Which insights can gas diffusion electrode half-cell experiments give into activity trends and transport phenomena of membrane electrode assemblies?

Abstract

Gas diffusion electrode (GDE) half-cell setups were recently presented as a powerful tool to characterize oxygen reduction reaction (ORR) catalyst layers at fuel cell relevant potentials and current densities. In order to pave the way for a broad-based application of the technique, it is essential to assess the comparability of the GDE half-cell technique and real membrane electrode assembly (MEA) measurements.
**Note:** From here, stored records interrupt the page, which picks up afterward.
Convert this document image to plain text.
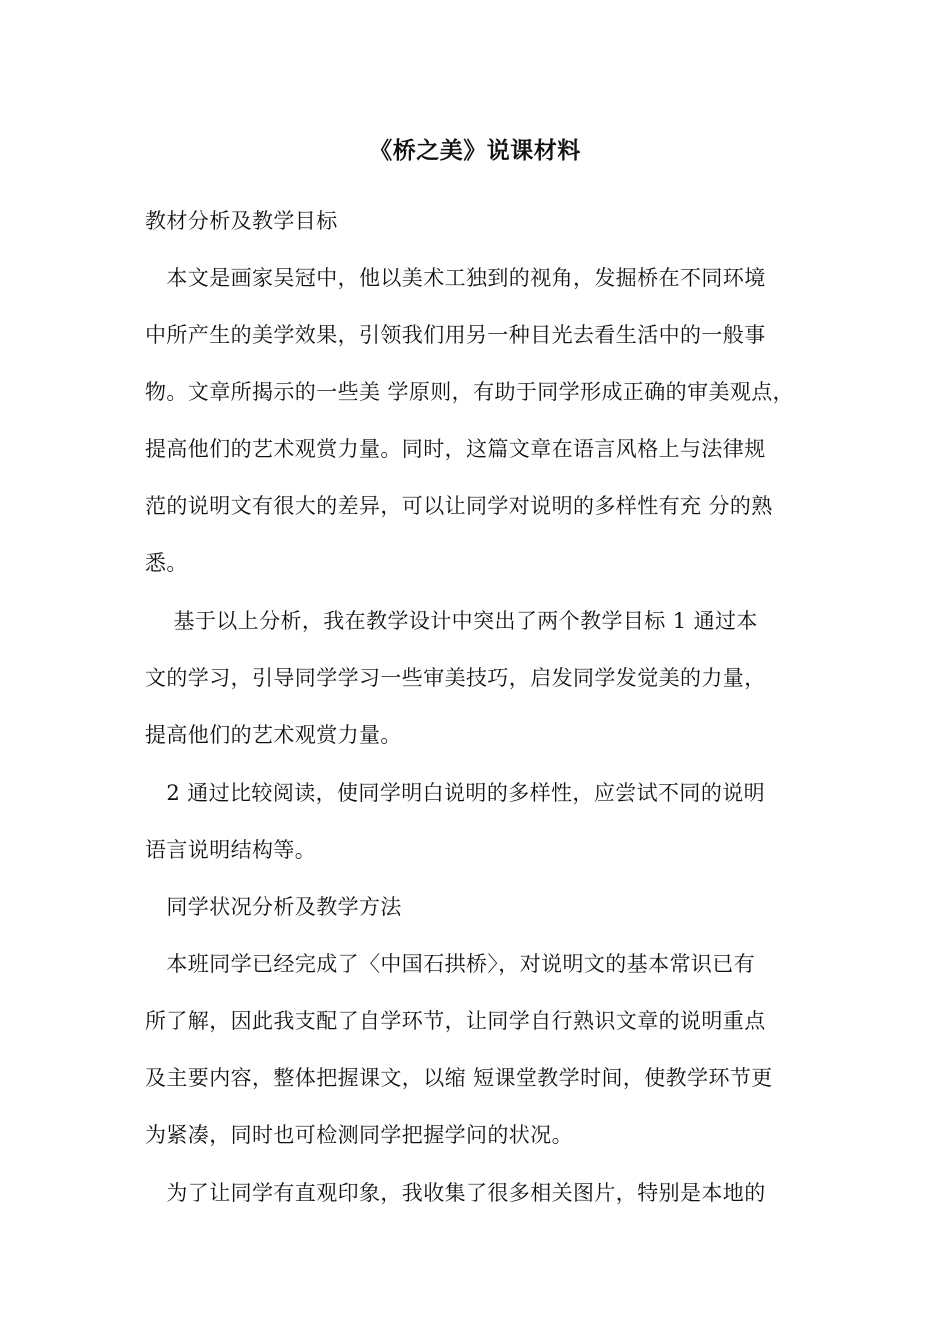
《桥之美》说课材料
教材分析及教学目标
　本文是画家吴冠中，他以美术工独到的视角，发掘桥在不同环境
中所产生的美学效果，引领我们用另一种目光去看生活中的一般事
物。文章所揭示的一些美 学原则，有助于同学形成正确的审美观点，
提高他们的艺术观赏力量。同时，这篇文章在语言风格上与法律规
范的说明文有很大的差异，可以让同学对说明的多样性有充 分的熟
悉。
　 基于以上分析，我在教学设计中突出了两个教学目标 1 通过本
文的学习，引导同学学习一些审美技巧，启发同学发觉美的力量，
提高他们的艺术观赏力量。
　2 通过比较阅读，使同学明白说明的多样性，应尝试不同的说明
语言说明结构等。
　同学状况分析及教学方法
　本班同学已经完成了〈中国石拱桥〉，对说明文的基本常识已有
所了解，因此我支配了自学环节，让同学自行熟识文章的说明重点
及主要内容，整体把握课文，以缩 短课堂教学时间，使教学环节更
为紧凑，同时也可检测同学把握学问的状况。
　为了让同学有直观印象，我收集了很多相关图片，特别是本地的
In order to face this concern, we investigate the transferability of trends from GDE half-cell experiments, in which the catalyst layer directly faces the liquid electrolyte, to MEA experiments with (i) an ionic liquid modified and unmodified Pt/C catalyst and (ii) Pt/C catalysts with and without nitrogen modified carbon support at different ionomer to carbon ratios. We show that GDE half-cell experiments can be used to reliably predict trends in catalytic activity for catalyst layers in real MEAs that are related to differences in oxygen mass transport. However, differences in catalytic activity being related to proton accessibility cannot be captured completely due to the differing interphase solid catalyst/liquid electrolyte in GDE testing and solid catalyst/solid electrolyte in MEA testing. In order to account for this, it may be necessary to introduce an ionomer between the catalyst layer and the liquid electrolyte during GDE evaluation, which would, however, dramatically increase the effort required to perform measurements. On the other hand, GDE testing with the catalyst layer being in direct contact with the liquid electrolyte is nevertheless of interest, because it allows for the study of oxygen mass transport properties at application-oriented current densities independent of other transport phenomena.